For the last two months, Venezuela has been in a state of suspense, with Mr. Chávez out of sight and the government insisting that he continued to run the country from a hospital bed in Cuba while the political opposition demanded proof that he was capable of doing so.
As news of his return spread, small groups of supporters took to the streets, setting off fireworks, chanting and painting his name on passing cars and buses. But the moment everyone had been waiting for was anticlimactic: Mr. Chávez remained sequestered, just as he had been for weeks. Beyond his ability to travel, there was little indication that his health had taken a significant turn for the better or that he could soon resume his place at the head of the nation. What might have been a sign of recovery instead provided further evidence of continued fragility.
Until now, the government has studiously avoided talking about the possibility of holding an election to replace Mr. Chávez. But on Monday, a government-run newspaper, Correo del Orinoco, ran a banner front-page headline saying that Mr.

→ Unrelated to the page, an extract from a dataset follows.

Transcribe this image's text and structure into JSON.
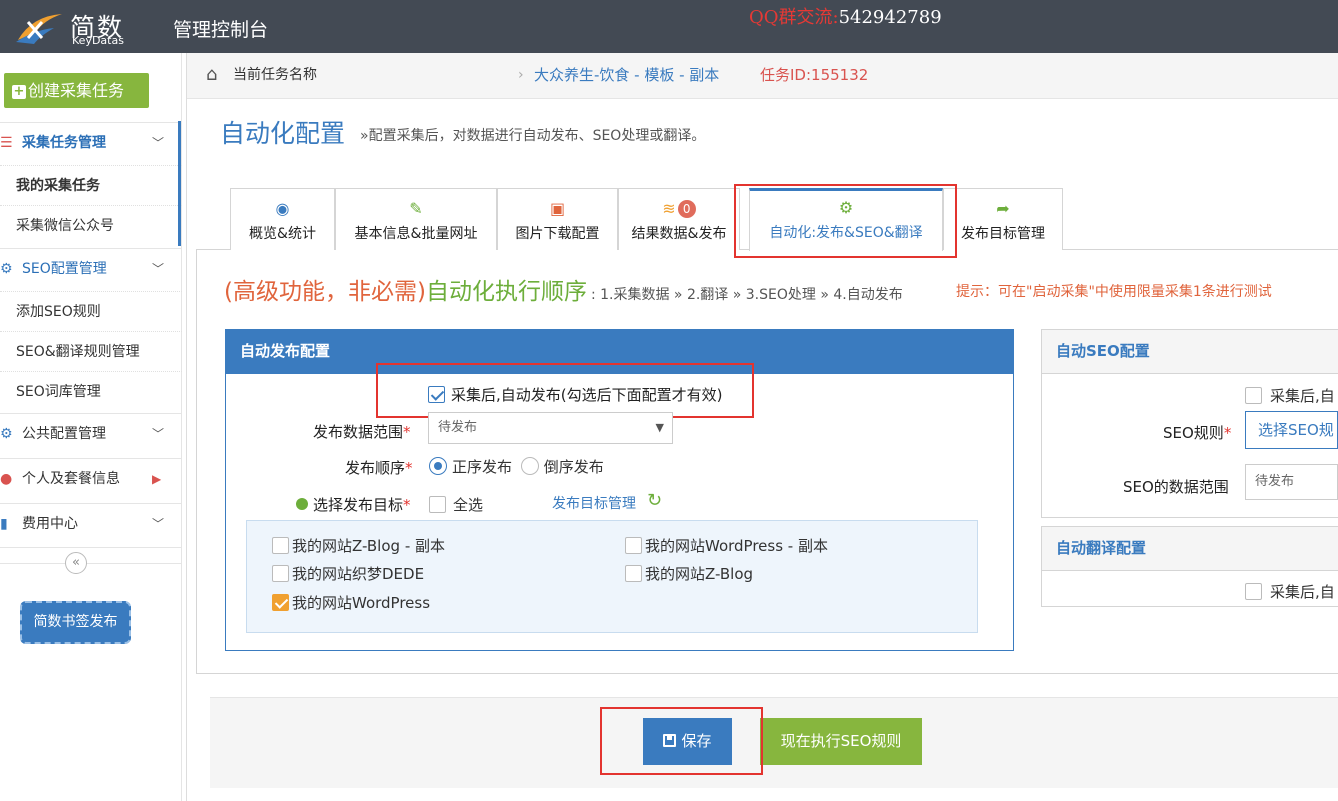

Maduro, who is Mr. Chávez's designated successor, would win an "eventual presidential election" — a shift in tone that analysts viewed as particularly significant.
Last Friday, government officials announced for the first time that Mr. Chávez, known the world over for his volubility, now had difficulty speaking because of a tube inserted in his trachea to help him breathe. His son-in-law, Science and Technology Minister Jorge Arreaza, said Mr. Chávez had lost his "characteristic voice" but still participated in meetings with top officials and had made every important decision in his government since leaving for surgery. He said Mr. Chávez sometimes writes notes and manages to make himself understood.
Such assertions have been met with disbelief by opposition leaders, who say that a man who is too sick to appear or speak to the nation cannot be capable of leading.
Even some Chávez supporters have voiced skepticism. When officials said a major currency devaluation announced this month had been approved by Mr. Chávez directly, they showed a signed document to prove it.
"If he was sick, how did he sign it? That's what doesn't convince me," said José Alberto Fernández, an ardent Chávez supporter who sold plantains on a street corner a few blocks from the military hospital. He said he did not have faith in Mr. Maduro or the other officials running the government and was elated to have the president back on home soil. "We need a leader," he said.
María Eugenia Díaz contributed reporting.